To be able to include this concept in these neural networks it is enough to take a simple ANN, then in each layer an arc is created that allows to connect the output to the input, this way the data of the previous state will be added to the data of the current state.

![](assets/Screenshot from 2020-06-07 17-45-52.png)

Therefore, the main advantage of the Recurrent Neural Network is the possibility of giving a meaning to the word sequences in order to know precisely the subject and the context of that sentence, the best example where this model can be applied is a chat-bot because it allows to easily understand what the user wants through the sentence he has expressed in the input and afterwards the model will be able to define the best and most suitable answer in relation to what has been asked for.

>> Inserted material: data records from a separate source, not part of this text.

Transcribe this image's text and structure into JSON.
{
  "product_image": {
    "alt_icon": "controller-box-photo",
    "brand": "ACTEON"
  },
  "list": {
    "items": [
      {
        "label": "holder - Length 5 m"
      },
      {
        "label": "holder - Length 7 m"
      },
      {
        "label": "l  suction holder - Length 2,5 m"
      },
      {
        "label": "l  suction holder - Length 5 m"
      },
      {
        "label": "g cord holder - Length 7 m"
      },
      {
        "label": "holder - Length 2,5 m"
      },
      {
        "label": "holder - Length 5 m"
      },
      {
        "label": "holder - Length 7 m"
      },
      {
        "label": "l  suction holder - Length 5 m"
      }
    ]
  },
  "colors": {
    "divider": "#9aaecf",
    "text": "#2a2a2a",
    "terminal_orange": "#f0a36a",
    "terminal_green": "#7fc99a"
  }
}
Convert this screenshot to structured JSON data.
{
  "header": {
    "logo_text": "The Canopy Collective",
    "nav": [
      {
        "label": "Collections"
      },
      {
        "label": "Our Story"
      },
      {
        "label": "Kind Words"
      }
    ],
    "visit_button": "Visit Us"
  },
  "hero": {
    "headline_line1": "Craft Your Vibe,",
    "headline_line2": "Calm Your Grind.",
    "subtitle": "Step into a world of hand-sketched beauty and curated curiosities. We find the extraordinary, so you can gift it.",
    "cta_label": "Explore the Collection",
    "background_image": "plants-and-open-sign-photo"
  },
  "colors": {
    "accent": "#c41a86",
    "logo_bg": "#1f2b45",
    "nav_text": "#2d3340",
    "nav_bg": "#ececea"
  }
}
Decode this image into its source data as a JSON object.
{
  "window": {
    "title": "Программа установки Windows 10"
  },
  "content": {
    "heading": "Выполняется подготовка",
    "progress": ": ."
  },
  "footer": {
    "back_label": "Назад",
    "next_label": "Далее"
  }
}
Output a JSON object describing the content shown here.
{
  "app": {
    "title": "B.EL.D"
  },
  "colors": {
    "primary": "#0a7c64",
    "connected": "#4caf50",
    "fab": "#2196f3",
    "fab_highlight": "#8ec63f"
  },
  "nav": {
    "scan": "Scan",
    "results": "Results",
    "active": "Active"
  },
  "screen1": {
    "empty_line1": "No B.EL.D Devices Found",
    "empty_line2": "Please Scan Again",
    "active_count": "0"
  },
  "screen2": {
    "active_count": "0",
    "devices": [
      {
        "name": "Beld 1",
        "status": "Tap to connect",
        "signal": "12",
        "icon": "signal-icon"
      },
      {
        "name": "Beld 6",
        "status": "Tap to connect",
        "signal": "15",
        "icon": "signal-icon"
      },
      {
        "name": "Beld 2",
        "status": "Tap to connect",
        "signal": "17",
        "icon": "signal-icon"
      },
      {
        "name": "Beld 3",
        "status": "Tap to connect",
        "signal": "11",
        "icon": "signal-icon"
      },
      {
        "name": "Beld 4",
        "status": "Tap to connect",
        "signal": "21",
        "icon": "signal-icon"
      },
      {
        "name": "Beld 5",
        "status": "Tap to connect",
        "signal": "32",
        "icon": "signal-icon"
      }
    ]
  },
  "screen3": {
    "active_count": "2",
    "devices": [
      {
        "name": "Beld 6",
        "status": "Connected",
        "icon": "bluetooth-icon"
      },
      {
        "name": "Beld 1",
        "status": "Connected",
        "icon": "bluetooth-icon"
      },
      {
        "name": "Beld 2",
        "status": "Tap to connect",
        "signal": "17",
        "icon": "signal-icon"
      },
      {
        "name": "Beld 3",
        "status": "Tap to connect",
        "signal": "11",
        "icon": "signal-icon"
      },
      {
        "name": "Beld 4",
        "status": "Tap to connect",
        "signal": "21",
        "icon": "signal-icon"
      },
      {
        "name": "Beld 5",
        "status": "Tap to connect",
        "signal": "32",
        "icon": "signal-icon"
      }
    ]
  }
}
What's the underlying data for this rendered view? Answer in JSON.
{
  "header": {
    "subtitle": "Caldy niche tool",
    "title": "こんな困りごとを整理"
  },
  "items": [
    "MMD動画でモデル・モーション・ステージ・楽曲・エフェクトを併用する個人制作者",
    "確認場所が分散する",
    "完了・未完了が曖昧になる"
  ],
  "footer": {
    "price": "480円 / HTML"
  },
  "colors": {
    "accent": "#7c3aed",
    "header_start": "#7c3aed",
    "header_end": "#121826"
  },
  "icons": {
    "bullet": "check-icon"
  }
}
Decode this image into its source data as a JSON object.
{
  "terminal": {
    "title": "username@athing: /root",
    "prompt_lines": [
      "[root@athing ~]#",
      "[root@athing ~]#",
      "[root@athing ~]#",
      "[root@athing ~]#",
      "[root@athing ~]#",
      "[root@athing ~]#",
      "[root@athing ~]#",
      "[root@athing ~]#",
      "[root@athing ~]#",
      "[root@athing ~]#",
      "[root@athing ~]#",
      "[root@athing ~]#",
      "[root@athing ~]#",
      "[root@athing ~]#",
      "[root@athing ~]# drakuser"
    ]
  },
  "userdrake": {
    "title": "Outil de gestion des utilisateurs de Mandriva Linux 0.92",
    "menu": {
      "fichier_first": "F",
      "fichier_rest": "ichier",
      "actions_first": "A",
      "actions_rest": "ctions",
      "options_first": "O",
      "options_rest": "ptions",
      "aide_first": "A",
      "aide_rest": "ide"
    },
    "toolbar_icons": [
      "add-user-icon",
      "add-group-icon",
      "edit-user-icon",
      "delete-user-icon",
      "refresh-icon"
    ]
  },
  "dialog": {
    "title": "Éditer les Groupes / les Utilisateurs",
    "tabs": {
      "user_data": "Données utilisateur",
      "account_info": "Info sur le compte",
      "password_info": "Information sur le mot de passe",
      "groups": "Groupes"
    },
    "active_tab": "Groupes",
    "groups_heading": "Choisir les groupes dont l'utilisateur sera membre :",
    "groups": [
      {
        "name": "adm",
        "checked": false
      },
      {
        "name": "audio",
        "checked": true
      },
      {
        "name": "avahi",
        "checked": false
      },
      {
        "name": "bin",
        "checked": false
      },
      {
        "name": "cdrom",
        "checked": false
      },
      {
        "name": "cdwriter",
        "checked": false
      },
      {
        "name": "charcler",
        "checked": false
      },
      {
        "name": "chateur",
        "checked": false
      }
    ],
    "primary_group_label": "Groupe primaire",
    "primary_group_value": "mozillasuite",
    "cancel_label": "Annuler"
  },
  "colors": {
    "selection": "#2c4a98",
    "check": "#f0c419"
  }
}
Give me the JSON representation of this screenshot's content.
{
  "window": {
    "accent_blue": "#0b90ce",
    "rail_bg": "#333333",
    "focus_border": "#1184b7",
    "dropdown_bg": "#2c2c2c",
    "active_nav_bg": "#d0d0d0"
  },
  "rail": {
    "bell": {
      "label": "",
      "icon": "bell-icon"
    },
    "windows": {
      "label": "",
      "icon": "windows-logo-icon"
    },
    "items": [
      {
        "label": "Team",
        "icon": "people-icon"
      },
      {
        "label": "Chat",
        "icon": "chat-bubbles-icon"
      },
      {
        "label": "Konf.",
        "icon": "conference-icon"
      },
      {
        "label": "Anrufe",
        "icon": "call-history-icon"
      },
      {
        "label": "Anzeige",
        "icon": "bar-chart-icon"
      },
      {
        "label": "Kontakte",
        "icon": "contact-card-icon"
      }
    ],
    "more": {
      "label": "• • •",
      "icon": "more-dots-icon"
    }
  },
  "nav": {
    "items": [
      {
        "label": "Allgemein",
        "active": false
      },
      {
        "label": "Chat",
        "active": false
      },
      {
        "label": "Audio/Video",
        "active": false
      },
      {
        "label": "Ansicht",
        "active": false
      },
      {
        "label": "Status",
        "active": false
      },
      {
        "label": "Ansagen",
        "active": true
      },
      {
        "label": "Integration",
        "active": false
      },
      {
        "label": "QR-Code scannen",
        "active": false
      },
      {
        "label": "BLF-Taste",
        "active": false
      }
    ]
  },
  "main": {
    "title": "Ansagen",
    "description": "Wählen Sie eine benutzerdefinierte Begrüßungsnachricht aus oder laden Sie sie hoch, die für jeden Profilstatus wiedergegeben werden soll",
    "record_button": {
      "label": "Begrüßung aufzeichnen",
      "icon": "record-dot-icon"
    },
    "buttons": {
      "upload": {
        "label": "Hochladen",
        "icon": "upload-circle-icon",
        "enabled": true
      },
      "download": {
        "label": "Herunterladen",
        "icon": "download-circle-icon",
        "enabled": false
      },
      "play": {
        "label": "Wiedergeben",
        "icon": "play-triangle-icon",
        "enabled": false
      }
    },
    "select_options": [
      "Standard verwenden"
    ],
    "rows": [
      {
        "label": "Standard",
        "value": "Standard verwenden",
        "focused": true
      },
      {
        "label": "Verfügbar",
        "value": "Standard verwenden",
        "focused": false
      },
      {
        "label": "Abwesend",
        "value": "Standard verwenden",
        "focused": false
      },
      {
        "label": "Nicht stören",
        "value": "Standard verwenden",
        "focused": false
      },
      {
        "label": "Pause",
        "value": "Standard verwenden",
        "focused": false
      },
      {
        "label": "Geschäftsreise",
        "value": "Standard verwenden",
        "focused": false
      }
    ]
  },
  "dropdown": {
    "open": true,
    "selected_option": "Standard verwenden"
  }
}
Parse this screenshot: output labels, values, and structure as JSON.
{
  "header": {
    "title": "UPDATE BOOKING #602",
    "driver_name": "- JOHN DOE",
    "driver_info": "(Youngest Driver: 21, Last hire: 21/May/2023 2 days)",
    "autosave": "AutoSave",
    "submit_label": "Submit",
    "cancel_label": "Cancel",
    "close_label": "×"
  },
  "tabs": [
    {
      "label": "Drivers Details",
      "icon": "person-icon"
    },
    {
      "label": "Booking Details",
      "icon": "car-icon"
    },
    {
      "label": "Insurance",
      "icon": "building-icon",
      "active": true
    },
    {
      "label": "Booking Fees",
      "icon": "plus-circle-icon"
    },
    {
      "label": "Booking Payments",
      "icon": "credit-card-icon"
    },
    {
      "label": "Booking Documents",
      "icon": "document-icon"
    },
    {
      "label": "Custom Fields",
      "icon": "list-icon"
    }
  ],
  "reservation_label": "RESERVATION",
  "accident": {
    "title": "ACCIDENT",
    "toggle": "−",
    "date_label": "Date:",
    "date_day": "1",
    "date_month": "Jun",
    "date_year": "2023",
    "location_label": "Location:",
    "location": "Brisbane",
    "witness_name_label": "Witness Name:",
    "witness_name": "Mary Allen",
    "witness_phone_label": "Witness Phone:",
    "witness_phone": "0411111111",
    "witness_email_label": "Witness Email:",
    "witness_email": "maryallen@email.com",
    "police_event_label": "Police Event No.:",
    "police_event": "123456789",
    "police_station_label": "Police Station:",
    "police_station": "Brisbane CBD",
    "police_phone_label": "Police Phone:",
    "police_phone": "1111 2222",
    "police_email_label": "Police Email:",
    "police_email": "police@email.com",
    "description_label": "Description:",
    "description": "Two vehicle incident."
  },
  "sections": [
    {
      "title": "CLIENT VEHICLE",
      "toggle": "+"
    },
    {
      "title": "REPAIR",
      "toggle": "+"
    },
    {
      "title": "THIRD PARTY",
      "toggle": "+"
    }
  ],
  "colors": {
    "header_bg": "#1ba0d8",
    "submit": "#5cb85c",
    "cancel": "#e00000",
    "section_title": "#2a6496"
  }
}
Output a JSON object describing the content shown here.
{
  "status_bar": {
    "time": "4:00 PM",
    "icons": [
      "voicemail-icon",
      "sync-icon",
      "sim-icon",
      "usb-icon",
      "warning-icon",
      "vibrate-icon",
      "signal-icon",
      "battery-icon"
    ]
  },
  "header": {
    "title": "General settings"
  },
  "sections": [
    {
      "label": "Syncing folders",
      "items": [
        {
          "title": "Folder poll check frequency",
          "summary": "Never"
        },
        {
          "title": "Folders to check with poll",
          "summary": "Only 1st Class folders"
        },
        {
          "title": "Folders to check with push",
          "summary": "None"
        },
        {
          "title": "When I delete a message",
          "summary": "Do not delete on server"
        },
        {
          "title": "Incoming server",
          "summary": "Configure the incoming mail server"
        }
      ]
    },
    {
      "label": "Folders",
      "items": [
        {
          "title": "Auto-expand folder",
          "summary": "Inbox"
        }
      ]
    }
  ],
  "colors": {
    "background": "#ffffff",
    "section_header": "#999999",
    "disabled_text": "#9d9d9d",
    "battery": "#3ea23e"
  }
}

Building and testing the models

We will build 3 models

  • The first is naive bayes
from pyspark.mllib.classification import NaiveBayes
model1 = NaiveBayes.train(training, 5.0)
# le 2eme parametre c'est le parametre de lissage=5.0
predictionAndLabel_NB = test.map(lambda p: (model1.predict(p.features), p.label))
  • The second is SVM
from pyspark.mllib.classification import SVMWithSGD
model2 = SVMWithSGD.train(training, iterations=100)
predictionAndLabel_SVM = test.map(lambda p: (model2.predict(p.features), p.label))
  • The third is RF
from pyspark.mllib.tree import RandomForest
model = RandomForest.trainClassifier(training, numClasses=2, numTrees=5, categoricalFeaturesInfo={}, featureSubsetStrategy="auto", maxDepth=4, maxBins=32)
predictions = model.predict(test.map(lambda x: x.features))
predictionAndLabel_RF = test.map(lambda lp: lp.label).zip(predictions)
Note:

The parameters used in the creation of the models are chosen in such a way that the accuracy of the models is the best possible.

Comparison between models

We can compare the accuracy of the models as follows

def accuracy(predictionAndLabel):
    return 1.0 * predictionAndLabel.filter(lambda pl: pl[0] == pl[1]).count() / test.count()

# NB
print('model accuracy {}'.format(accuracy(predictionAndLabel_NB)))
# Resultats: model accuracy 0.7817982456140351

# SVM
print('model accuracy {}'.format(accuracy(predictionAndLabel_SVM)))
# Resultats: model accuracy 0.7872807017543859

# RF
print('model accuracy {}'.format(accuracy(predictionAndLabel_RF)))
# Resultats: model accuracy 0.4868421052631579

We can clearly see that the most suitable models for natural language processing are Naïve Bayes and SVM with an accuracy of 78%.

Usefulness of Spark

The use of Spark has made a big difference in terms of:

  • Time: The data structures offered by Spark (RDD) are easily shared on threads in the computer (or the cluster if used in a network) which speeds up the work.
  • Re-usability: The code used in a single computer (development mode) is the same code used in the cluster (production mode).
  • Ease of use: Spark offers rich API data structures, Machine Learning and model performance calculation algorithms, powerful data mining methods.